Allora, come si spiega l’emorragia di gradimento di cui soffre la presidente dell’Umbria? Una spiegazione plausibile arriva proprio dal raffronto tra Fedriga e Tesei, che hanno adottato due linee politiche sui temi etici non diverse ma proprio diametralmente opposte. Il primo, infatti, nel maggio 2018 fece subito una cosa: uscire immediatamente dalla Rete nazionale delle Pubbliche amministrazioni anti discriminazioni per orientamento sessuale e identità di genere (Re.a.dy), la cui vicinanza alla galassia Lgbt non è mai stata un mistero.

Viceversa, Tesei ha fatto una cosa ben diversa: recentemente, come purtroppo noto, ha addirittura concesso il patrocinio regionale all’Umbria Pride.
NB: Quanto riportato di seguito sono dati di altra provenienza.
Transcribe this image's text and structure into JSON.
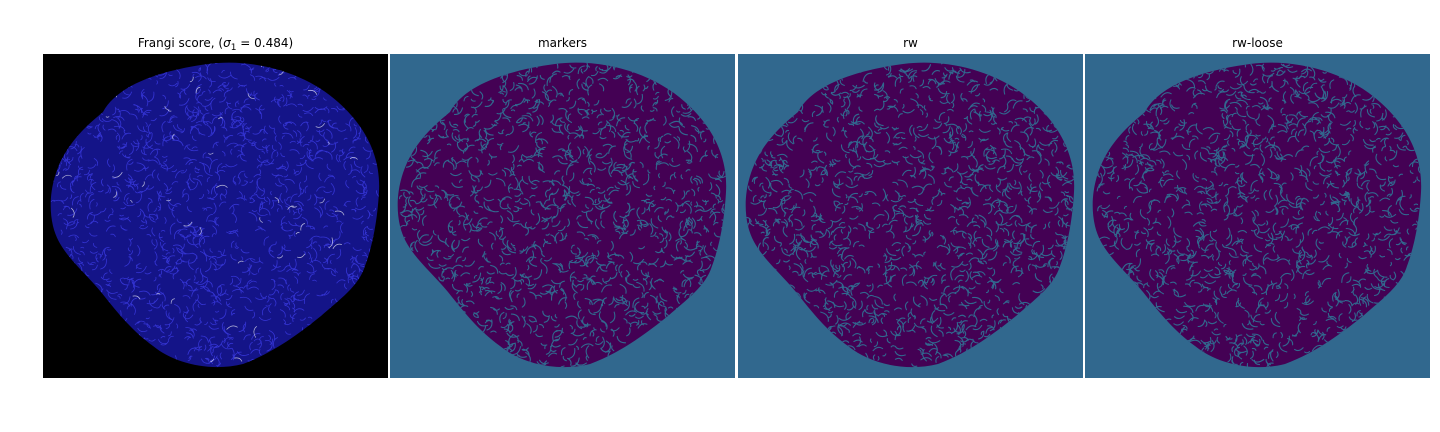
{
  "figure": {
    "colors": {
      "frangi_background": "#000000",
      "frangi_fill": "#141488",
      "frangi_texture": "#3a3ae0",
      "frangi_highlight": "#ffffff",
      "label_background": "#31688e",
      "label_fill": "#440154",
      "label_texture": "#31688e"
    },
    "panels": [
      {
        "title_prefix": "Frangi score, (",
        "title_symbol": "σ",
        "title_subscript": "1",
        "title_suffix": " = 0.484)",
        "image_kind": "frangi-vesselness-map"
      },
      {
        "title": "markers",
        "image_kind": "label-map"
      },
      {
        "title": "rw",
        "image_kind": "label-map"
      },
      {
        "title": "rw-loose",
        "image_kind": "label-map"
      }
    ]
  }
}
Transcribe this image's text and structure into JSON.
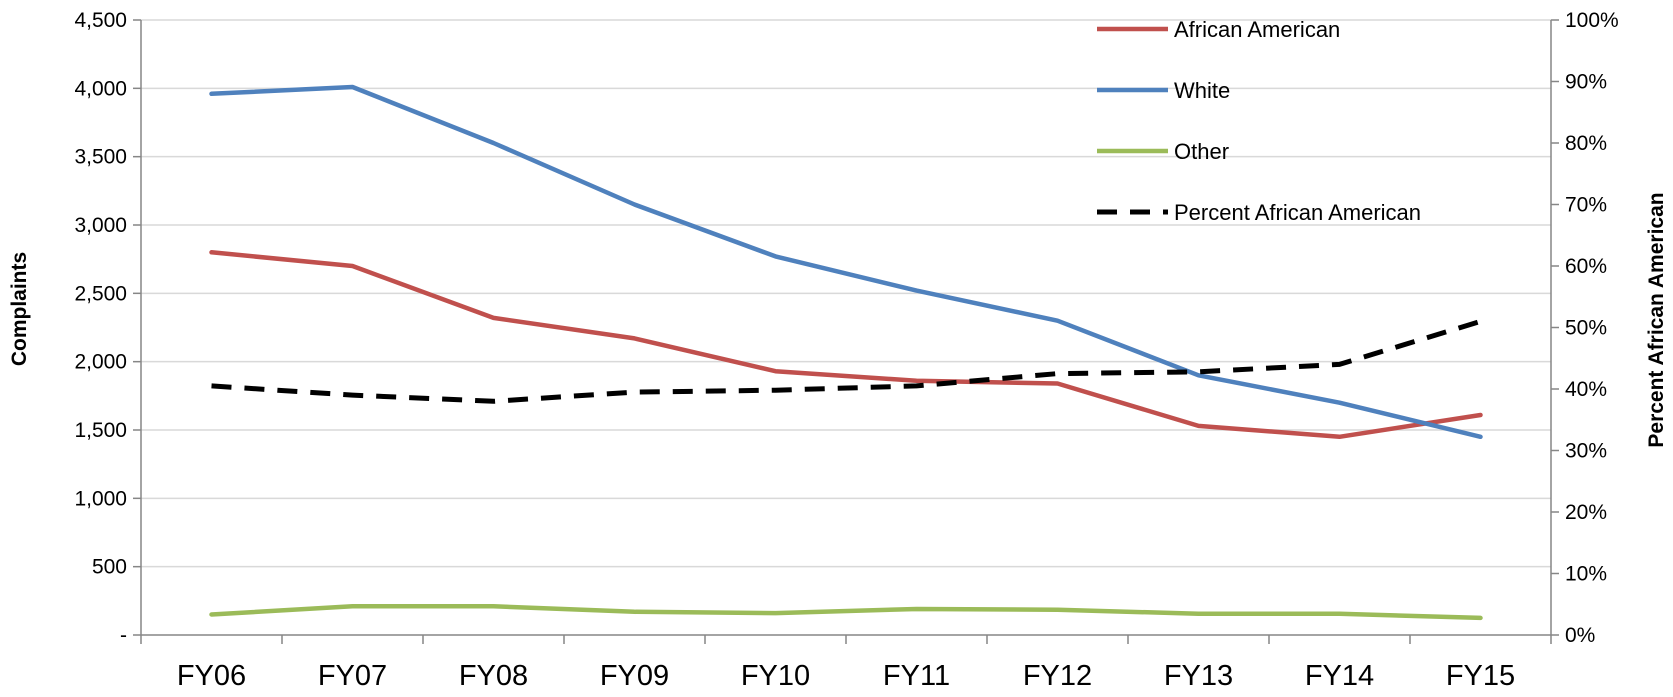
{
  "chart_data": {
    "type": "line",
    "categories": [
      "FY06",
      "FY07",
      "FY08",
      "FY09",
      "FY10",
      "FY11",
      "FY12",
      "FY13",
      "FY14",
      "FY15"
    ],
    "series": [
      {
        "name": "African American",
        "axis": "left",
        "color": "#c0504d",
        "dashed": false,
        "values": [
          2800,
          2700,
          2320,
          2170,
          1930,
          1860,
          1840,
          1530,
          1450,
          1610
        ]
      },
      {
        "name": "White",
        "axis": "left",
        "color": "#4f81bd",
        "dashed": false,
        "values": [
          3960,
          4010,
          3600,
          3150,
          2770,
          2520,
          2300,
          1900,
          1700,
          1450
        ]
      },
      {
        "name": "Other",
        "axis": "left",
        "color": "#9bbb59",
        "dashed": false,
        "values": [
          150,
          210,
          210,
          170,
          160,
          190,
          185,
          155,
          155,
          125
        ]
      },
      {
        "name": "Percent African American",
        "axis": "right",
        "color": "#000000",
        "dashed": true,
        "values": [
          0.405,
          0.39,
          0.38,
          0.395,
          0.398,
          0.405,
          0.425,
          0.428,
          0.44,
          0.51
        ]
      }
    ],
    "ylabel": "Complaints",
    "y2label": "Percent African American",
    "ylim": [
      0,
      4500
    ],
    "y2lim": [
      0,
      1
    ],
    "y_ticks": [
      {
        "v": 0,
        "label": "-"
      },
      {
        "v": 500,
        "label": "500"
      },
      {
        "v": 1000,
        "label": "1,000"
      },
      {
        "v": 1500,
        "label": "1,500"
      },
      {
        "v": 2000,
        "label": "2,000"
      },
      {
        "v": 2500,
        "label": "2,500"
      },
      {
        "v": 3000,
        "label": "3,000"
      },
      {
        "v": 3500,
        "label": "3,500"
      },
      {
        "v": 4000,
        "label": "4,000"
      },
      {
        "v": 4500,
        "label": "4,500"
      }
    ],
    "y2_ticks": [
      {
        "v": 0,
        "label": "0%"
      },
      {
        "v": 0.1,
        "label": "10%"
      },
      {
        "v": 0.2,
        "label": "20%"
      },
      {
        "v": 0.3,
        "label": "30%"
      },
      {
        "v": 0.4,
        "label": "40%"
      },
      {
        "v": 0.5,
        "label": "50%"
      },
      {
        "v": 0.6,
        "label": "60%"
      },
      {
        "v": 0.7,
        "label": "70%"
      },
      {
        "v": 0.8,
        "label": "80%"
      },
      {
        "v": 0.9,
        "label": "90%"
      },
      {
        "v": 1,
        "label": "100%"
      }
    ],
    "grid": true,
    "legend_position": "top-right"
  }
}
Una cosa già grave di suo, ma che lo diventa ancor più alla luce del fatto che la stessa politica, quando correva da governatrice, in una data precisa – il 17 ottobre 2019 –, sottoscrisse un impegno valoriale con alcune associazioni pro life, tra cui Pro Vita & Famiglia, che conteneva affermazioni inequivocabili.

Qualche esempio di tali affermazioni? Eccone un paio: «La Regione sostiene la famiglia naturale fondata sul matrimonio tra un uomo e una donna, così come previsto dalla Costituzione all’art. 29». Ancora: la Regione «esprime fermo contrasto all'incivile e barbara pratica dell'utero in affitto, evitando progetti ed iniziative ispirate alla teoria dell’indifferentismo sessuale (gender)».
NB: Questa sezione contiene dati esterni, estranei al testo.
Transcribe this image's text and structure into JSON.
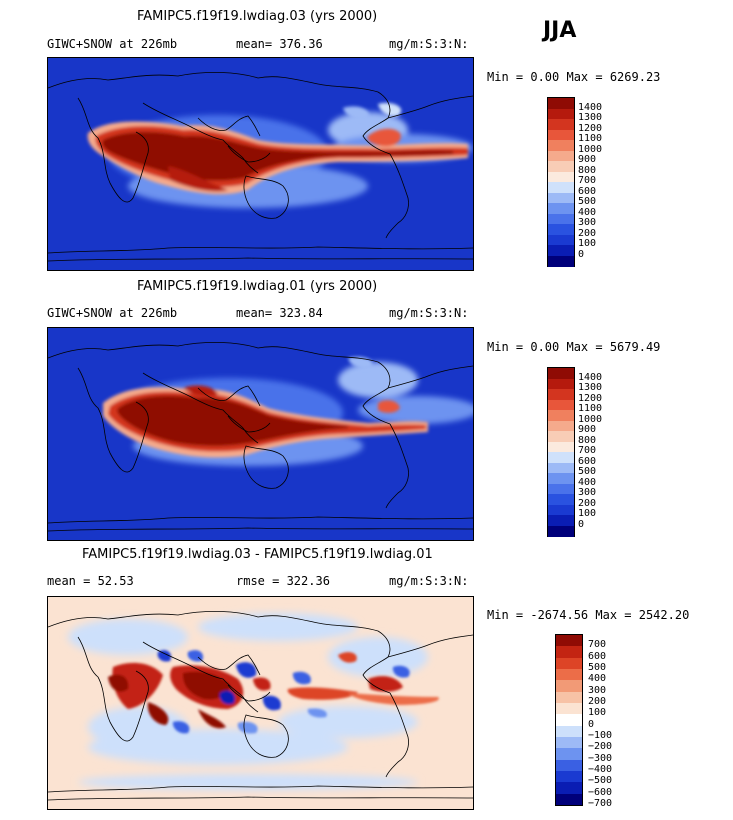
{
  "season": "JJA",
  "colors": {
    "abs": [
      "#00007a",
      "#0a1db3",
      "#1a3ad1",
      "#2a52e0",
      "#4a72ea",
      "#6d93f0",
      "#9dbaf6",
      "#cfe1fb",
      "#fbeade",
      "#f8cdb6",
      "#f5aa8c",
      "#f0805e",
      "#e8563a",
      "#d3351f",
      "#b51a0d",
      "#8f0b04"
    ],
    "diff": [
      "#00007a",
      "#0a1db3",
      "#1a3ad1",
      "#3a60e3",
      "#6d93f0",
      "#9dbaf6",
      "#cde0fb",
      "#ffffff",
      "#fbe3d2",
      "#f7c2a6",
      "#f29a76",
      "#ec6d48",
      "#dd4426",
      "#c32412",
      "#8f0b04"
    ]
  },
  "panels": [
    {
      "title": "FAMIPC5.f19f19.lwdiag.03 (yrs 2000)",
      "left_label": "GIWC+SNOW at 226mb",
      "mid_label": "mean= 376.36",
      "units": "mg/m:S:3:N:",
      "minmax": "Min =   0.00 Max = 6269.23",
      "colorbar": "abs",
      "levels": [
        "1400",
        "1300",
        "1200",
        "1100",
        "1000",
        "900",
        "800",
        "700",
        "600",
        "500",
        "400",
        "300",
        "200",
        "100",
        "0"
      ]
    },
    {
      "title": "FAMIPC5.f19f19.lwdiag.01 (yrs 2000)",
      "left_label": "GIWC+SNOW at 226mb",
      "mid_label": "mean= 323.84",
      "units": "mg/m:S:3:N:",
      "minmax": "Min =   0.00 Max = 5679.49",
      "colorbar": "abs",
      "levels": [
        "1400",
        "1300",
        "1200",
        "1100",
        "1000",
        "900",
        "800",
        "700",
        "600",
        "500",
        "400",
        "300",
        "200",
        "100",
        "0"
      ]
    },
    {
      "title": "FAMIPC5.f19f19.lwdiag.03 - FAMIPC5.f19f19.lwdiag.01",
      "left_label": "mean =  52.53",
      "mid_label": "rmse = 322.36",
      "units": "mg/m:S:3:N:",
      "minmax": "Min = -2674.56 Max = 2542.20",
      "colorbar": "diff",
      "levels": [
        "700",
        "600",
        "500",
        "400",
        "300",
        "200",
        "100",
        "0",
        "−100",
        "−200",
        "−300",
        "−400",
        "−500",
        "−600",
        "−700"
      ]
    }
  ],
  "chart_data": [
    {
      "type": "heatmap",
      "title": "FAMIPC5.f19f19.lwdiag.03 (yrs 2000)",
      "variable": "GIWC+SNOW at 226mb",
      "units": "mg/m:S:3:N:",
      "mean": 376.36,
      "min": 0.0,
      "max": 6269.23,
      "levels": [
        0,
        100,
        200,
        300,
        400,
        500,
        600,
        700,
        800,
        900,
        1000,
        1100,
        1200,
        1300,
        1400
      ]
    },
    {
      "type": "heatmap",
      "title": "FAMIPC5.f19f19.lwdiag.01 (yrs 2000)",
      "variable": "GIWC+SNOW at 226mb",
      "units": "mg/m:S:3:N:",
      "mean": 323.84,
      "min": 0.0,
      "max": 5679.49,
      "levels": [
        0,
        100,
        200,
        300,
        400,
        500,
        600,
        700,
        800,
        900,
        1000,
        1100,
        1200,
        1300,
        1400
      ]
    },
    {
      "type": "heatmap",
      "title": "FAMIPC5.f19f19.lwdiag.03 - FAMIPC5.f19f19.lwdiag.01",
      "units": "mg/m:S:3:N:",
      "mean": 52.53,
      "rmse": 322.36,
      "min": -2674.56,
      "max": 2542.2,
      "levels": [
        -700,
        -600,
        -500,
        -400,
        -300,
        -200,
        -100,
        0,
        100,
        200,
        300,
        400,
        500,
        600,
        700
      ]
    }
  ]
}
Ora, non serve un politologo per capire che dare il proprio placet ad una manifestazione arcobaleno significa tradire simili impegni. E non serve essere acuti osservatori della cronaca per capire che, con la decisione di cui sopra, Fedriga si è conformato a tali linee valoriali, mentre Tesei se n’è allontanata in modo siderale e di questo i cittadini umbri se ne sono accorti, dimostrandolo anche con la numerosa partecipazione al sit-in organizzato qualche giono fa proprio da Pro Vita & Famiglia a Perugia sotto il palazzo della Regione Umbria.
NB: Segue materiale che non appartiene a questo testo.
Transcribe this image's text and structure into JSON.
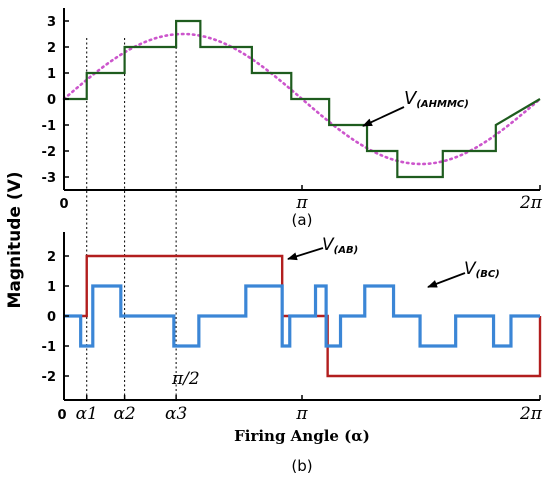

Ovviamente, da un punto di vista politico, il patrocinio al Pride non sarà stato il solo e unico motivo del perché la Tesei sia sprofondata nell'indice di gradimento. Tuttavia, ecco il punto, è impossibile escludere che anche questo abbia avuto – ed abbia – il suo bel peso. Per un motivo semplice: se a nessuno, com’è ovvio, piace essere preso in giro, meno ancora questo piace a chi ha a cuore i valori della vita, della famiglia e della libertà educativa. Gente tosta, che ai suoi valori tiene veramente; e che quando viene tradita in modo plateale fa una cosa molto semplice e al tempo stesso assai pesante: non dimentica.